A few of you took issue with the assertion I made in Thursday’s post:
Eventually [mortgage interest rates] will go up, but it will probably be a gradual climb, and by the time they get to 6%, incomes will also be higher.
Here are a few examples of your criticisms.
Putting your faith in liars and idiots can be hazardous to your financial health. Predicting that by the time mortgage rates get back to 6% incomes will be higher can also be. Kind of like smoking hopium.
Not sure I’d agree with either of those claims as being all that certain. I do agree everyone was predicting rates would go up.
The higher income statement ain’t necssarily true. Especially in this age of race to the bottom, where the average Chinese wage earner and American wage earner may meet.
The trend is for falling wages, but more importantly, a falling standard of living. There is absolutely no reason why wages have to rise in an inflationary environment. Pure hokum.
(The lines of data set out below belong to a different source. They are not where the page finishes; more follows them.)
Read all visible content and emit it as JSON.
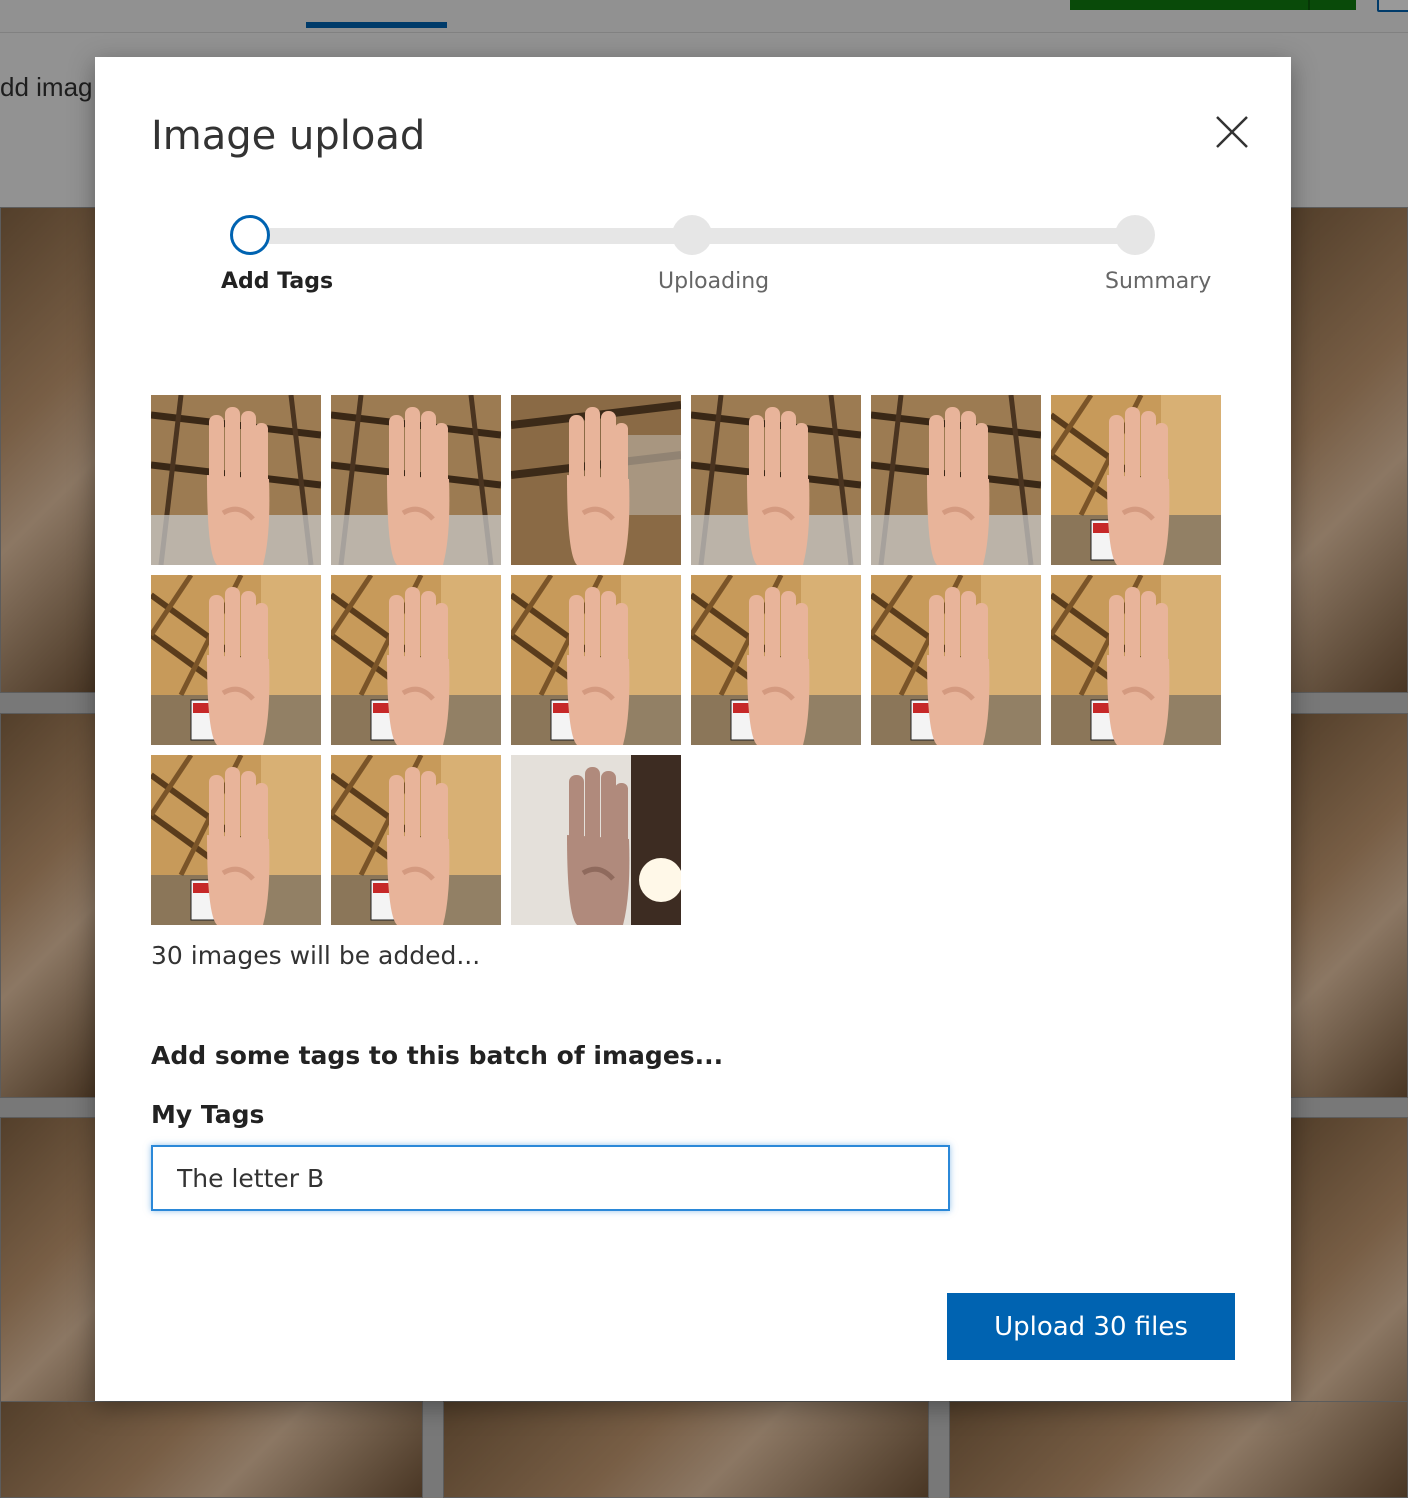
{
  "background": {
    "toolbar_label": "dd imag"
  },
  "dialog": {
    "title": "Image upload",
    "close_icon": "close-icon"
  },
  "stepper": {
    "steps": [
      {
        "label": "Add Tags",
        "state": "active"
      },
      {
        "label": "Uploading",
        "state": "pending"
      },
      {
        "label": "Summary",
        "state": "pending"
      }
    ]
  },
  "thumbnails": {
    "visible_count": 15,
    "variants": [
      "hand-bright",
      "hand-bright",
      "hand-blur",
      "hand-bright",
      "hand-bright",
      "hand-site",
      "hand-site",
      "hand-site",
      "hand-site",
      "hand-site",
      "hand-site",
      "hand-site",
      "hand-site",
      "hand-site",
      "hand-indoor"
    ]
  },
  "status": {
    "count_text": "30 images will be added..."
  },
  "tags": {
    "heading": "Add some tags to this batch of images...",
    "label": "My Tags",
    "value": "The letter B"
  },
  "actions": {
    "upload_label": "Upload 30 files"
  },
  "colors": {
    "accent": "#0063b1",
    "step_pending": "#e6e6e6",
    "focus_border": "#2b88d8"
  }
}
Tim, I am calling you out for bullshat.
I’m surprised that stating that incomes will be higher a few years from now than they are today was such a contentious prediction. Obviously nothing is certain, but I still believe that in the most likely scenario incomes will rise over the next few years.
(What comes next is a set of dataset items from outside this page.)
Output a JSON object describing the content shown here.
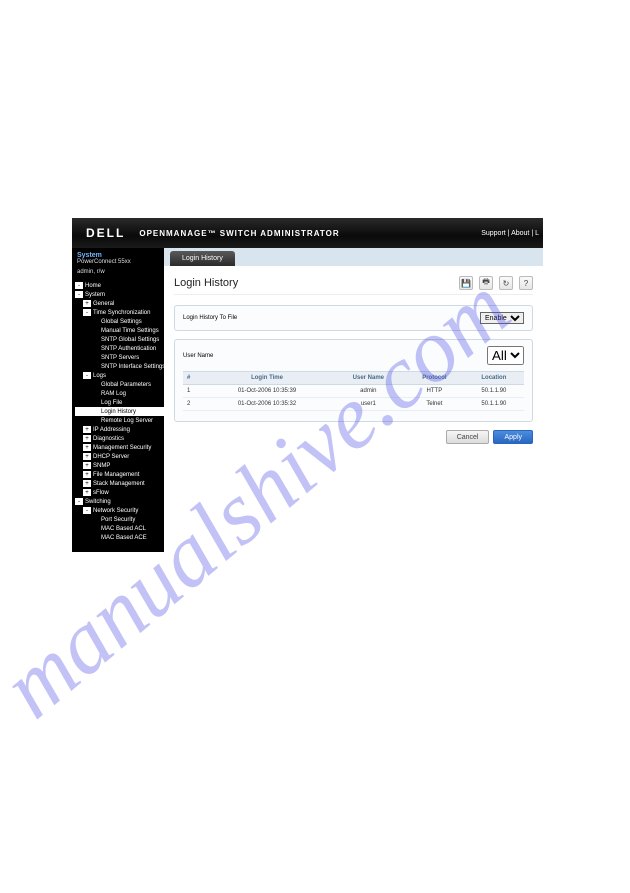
{
  "header": {
    "logo": "DELL",
    "product": "OPENMANAGE™ SWITCH ADMINISTRATOR",
    "links": {
      "support": "Support",
      "about": "About",
      "sep": " | "
    }
  },
  "sidebar": {
    "sys_label": "System",
    "sys_model": "PowerConnect 55xx",
    "sys_user": "admin, r/w",
    "tree": [
      {
        "depth": 0,
        "tgl": "-",
        "label": "Home"
      },
      {
        "depth": 0,
        "tgl": "-",
        "label": "System"
      },
      {
        "depth": 1,
        "tgl": "+",
        "label": "General"
      },
      {
        "depth": 1,
        "tgl": "-",
        "label": "Time Synchronization"
      },
      {
        "depth": 2,
        "tgl": "",
        "label": "Global Settings"
      },
      {
        "depth": 2,
        "tgl": "",
        "label": "Manual Time Settings"
      },
      {
        "depth": 2,
        "tgl": "",
        "label": "SNTP Global Settings"
      },
      {
        "depth": 2,
        "tgl": "",
        "label": "SNTP Authentication"
      },
      {
        "depth": 2,
        "tgl": "",
        "label": "SNTP Servers"
      },
      {
        "depth": 2,
        "tgl": "",
        "label": "SNTP Interface Settings"
      },
      {
        "depth": 1,
        "tgl": "-",
        "label": "Logs"
      },
      {
        "depth": 2,
        "tgl": "",
        "label": "Global Parameters"
      },
      {
        "depth": 2,
        "tgl": "",
        "label": "RAM Log"
      },
      {
        "depth": 2,
        "tgl": "",
        "label": "Log File"
      },
      {
        "depth": 2,
        "tgl": "",
        "label": "Login History",
        "selected": true
      },
      {
        "depth": 2,
        "tgl": "",
        "label": "Remote Log Server"
      },
      {
        "depth": 1,
        "tgl": "+",
        "label": "IP Addressing"
      },
      {
        "depth": 1,
        "tgl": "+",
        "label": "Diagnostics"
      },
      {
        "depth": 1,
        "tgl": "+",
        "label": "Management Security"
      },
      {
        "depth": 1,
        "tgl": "+",
        "label": "DHCP Server"
      },
      {
        "depth": 1,
        "tgl": "+",
        "label": "SNMP"
      },
      {
        "depth": 1,
        "tgl": "+",
        "label": "File Management"
      },
      {
        "depth": 1,
        "tgl": "+",
        "label": "Stack Management"
      },
      {
        "depth": 1,
        "tgl": "+",
        "label": "sFlow"
      },
      {
        "depth": 0,
        "tgl": "-",
        "label": "Switching"
      },
      {
        "depth": 1,
        "tgl": "-",
        "label": "Network Security"
      },
      {
        "depth": 2,
        "tgl": "",
        "label": "Port Security"
      },
      {
        "depth": 2,
        "tgl": "",
        "label": "MAC Based ACL"
      },
      {
        "depth": 2,
        "tgl": "",
        "label": "MAC Based ACE"
      }
    ]
  },
  "tab": {
    "label": "Login History"
  },
  "page": {
    "title": "Login History",
    "toolbar": {
      "save": "💾",
      "print": "🖶",
      "refresh": "↻",
      "help": "?"
    },
    "history_to_file_label": "Login History To File",
    "history_to_file_value": "Enable",
    "user_name_label": "User Name",
    "user_name_value": "All",
    "columns": {
      "idx": "#",
      "login_time": "Login Time",
      "user_name": "User Name",
      "protocol": "Protocol",
      "location": "Location"
    },
    "rows": [
      {
        "idx": "1",
        "login_time": "01-Oct-2006 10:35:39",
        "user_name": "admin",
        "protocol": "HTTP",
        "location": "50.1.1.90"
      },
      {
        "idx": "2",
        "login_time": "01-Oct-2006 10:35:32",
        "user_name": "user1",
        "protocol": "Telnet",
        "location": "50.1.1.90"
      }
    ],
    "cancel": "Cancel",
    "apply": "Apply"
  },
  "watermark": "manualshive.com"
}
For some context, here’s a plot of median household incomes in King, Snohomish, and Pierce counties back through 1989, courtesy of the Washington State Office of Financial Management.
Local incomes fell during the post-housing-bubble recession… for two years. By 2011 they had already begun to head back up. After the dot-com bust incomes only fell for a year in Snohomish and Pierce, and didn’t even dip at all in King.
Unless the economy totally and completely collapses, I don’t see any reason to believe that the long-term trend of steadily increasing household incomes (~2.8% per year on average) will not continue over the next few years.
If you have a compelling, coherent case to make that incomes will turn south again, I’d love to hear it.